For this lab, we're repeating the process we used for Cats vs. Dogs. but using the UrbanSound Dataset. If you would like, you will have the option of retraining the whole network instead of just the last layer; this will take a longer time.

The Data

The UrbanSound Dataset contains 1302 labeled sound recordings of sound events from 10 classes: air_conditioner, car_horn, children_playing, dog_bark, drilling, enginge_idling, gun_shot, jackhammer, siren, and street_music. The audio codec, sampling rate, bit depth, and number of channels are the same as those of the original file uploaded to Freesound (and hence may vary from file to file).

Take a little time to look at the number of files, and look at some of the files.

Process

As with Cats Vs. Dogs, the process for performing classification is:

Organizing Data -> Generating Spectrums -> Training the Neural Network -> Running the Neural Net.

Organizing Data

The UrbanSound dataset comes with most of the data in a folder called data. To see the same notebook code that we used in Cats Vs Dogs, the folders in UrbanSound/data need to be moved up a level so that the directory tree structure looks like this:

.
├── Cats-Vs-Dogs
│   ├── Cats
│   └── Dogs
└── UrbanSound
    ├── air_conditioner
    ├── car_horn
    ├── children_playing
    ├── data
    ├── dog_bark
    ├── drilling
    ├── engine_idling
    ├── gun_shot
    ├── jackhammer
    ├── siren
    └── street_music

Generating Spectrums

The next step is to compute images from the audio data.

The notebook GeneratingSpectrums2.ipynb in the 01_Spectrum Generation folder will allow you to select which dataset in the 'AudioData' folder you wish to use.

Another update to GeneratingSpectrums2.ipynb, is that you can select your Spectrum Variables file. You can add to the Standard.SpecVar by using SpectrumsSettingTool2.ipynb, playing with Spectrum settings, and saving them.

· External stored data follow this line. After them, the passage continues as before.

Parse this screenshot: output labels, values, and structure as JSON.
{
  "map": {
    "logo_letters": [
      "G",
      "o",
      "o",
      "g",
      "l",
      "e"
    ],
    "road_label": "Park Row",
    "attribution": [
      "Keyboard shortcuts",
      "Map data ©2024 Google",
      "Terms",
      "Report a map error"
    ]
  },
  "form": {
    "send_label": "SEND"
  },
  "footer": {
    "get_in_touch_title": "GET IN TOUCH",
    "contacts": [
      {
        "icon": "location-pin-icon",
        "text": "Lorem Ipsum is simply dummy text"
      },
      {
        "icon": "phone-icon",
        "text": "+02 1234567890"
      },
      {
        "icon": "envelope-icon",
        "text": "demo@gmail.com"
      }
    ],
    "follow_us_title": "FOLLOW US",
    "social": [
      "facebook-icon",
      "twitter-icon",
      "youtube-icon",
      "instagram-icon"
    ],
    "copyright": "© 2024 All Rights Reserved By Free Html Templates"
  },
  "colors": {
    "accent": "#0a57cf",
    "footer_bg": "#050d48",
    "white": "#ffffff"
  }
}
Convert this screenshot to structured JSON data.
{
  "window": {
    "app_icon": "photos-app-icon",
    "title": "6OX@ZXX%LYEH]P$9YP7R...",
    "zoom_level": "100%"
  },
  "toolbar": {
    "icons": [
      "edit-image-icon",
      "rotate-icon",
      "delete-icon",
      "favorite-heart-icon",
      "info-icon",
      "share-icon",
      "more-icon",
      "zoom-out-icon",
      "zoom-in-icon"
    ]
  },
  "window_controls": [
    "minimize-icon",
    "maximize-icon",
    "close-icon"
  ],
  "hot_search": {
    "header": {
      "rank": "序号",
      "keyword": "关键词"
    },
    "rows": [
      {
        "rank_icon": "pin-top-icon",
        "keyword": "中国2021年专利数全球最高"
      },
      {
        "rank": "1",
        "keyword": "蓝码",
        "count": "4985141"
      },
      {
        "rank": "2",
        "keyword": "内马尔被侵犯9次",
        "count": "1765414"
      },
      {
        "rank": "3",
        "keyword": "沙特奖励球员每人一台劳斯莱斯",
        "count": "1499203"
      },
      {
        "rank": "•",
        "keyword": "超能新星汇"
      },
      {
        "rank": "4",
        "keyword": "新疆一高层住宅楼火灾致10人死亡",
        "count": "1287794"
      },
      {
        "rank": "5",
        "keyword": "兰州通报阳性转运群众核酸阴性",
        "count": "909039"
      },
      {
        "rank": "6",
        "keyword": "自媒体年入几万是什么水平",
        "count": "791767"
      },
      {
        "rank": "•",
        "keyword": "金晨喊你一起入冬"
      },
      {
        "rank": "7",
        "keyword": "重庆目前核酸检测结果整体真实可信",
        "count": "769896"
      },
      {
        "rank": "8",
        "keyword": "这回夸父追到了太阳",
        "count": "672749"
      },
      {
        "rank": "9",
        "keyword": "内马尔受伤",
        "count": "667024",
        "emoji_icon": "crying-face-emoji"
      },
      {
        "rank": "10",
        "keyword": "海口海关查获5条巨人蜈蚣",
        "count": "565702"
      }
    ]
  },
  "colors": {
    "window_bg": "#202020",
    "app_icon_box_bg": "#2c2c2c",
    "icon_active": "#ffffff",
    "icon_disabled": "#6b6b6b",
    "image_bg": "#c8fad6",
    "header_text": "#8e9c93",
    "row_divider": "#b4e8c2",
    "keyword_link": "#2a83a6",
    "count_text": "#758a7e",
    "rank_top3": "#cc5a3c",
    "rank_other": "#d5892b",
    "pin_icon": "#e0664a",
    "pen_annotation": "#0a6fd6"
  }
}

Training the Neural Network

As before, we will be using a the ResNet CNN.

Please open the notebook TrainingResNets2 in the folder 02_Training. This notebook has been renovated to allow the selection of other GeneratedData sets of Spectrograms, and has more labels between cells to help you understand what is happening at different places in the code.

The training will take much longer than Cats vs. Dogs, especially if you enable training on all variables instead of just the last layer.

Running the Neural Net (Inference)

Try out your neural net using ResNetInferenceInteractive in the folder 03_Running! Does it work as well as Cats vs. Dogs? Why or why not?

As promised, this version of the Inference functions provides more details on how the code responds to the inferences made by the neural net than ResNetInference .

Train a NN with the Stanford Sounds Dataset

Try this again with the Stanford Sounds Dataset! Also, feel free to pad the sounds from that dataset with other sounds from Freesound.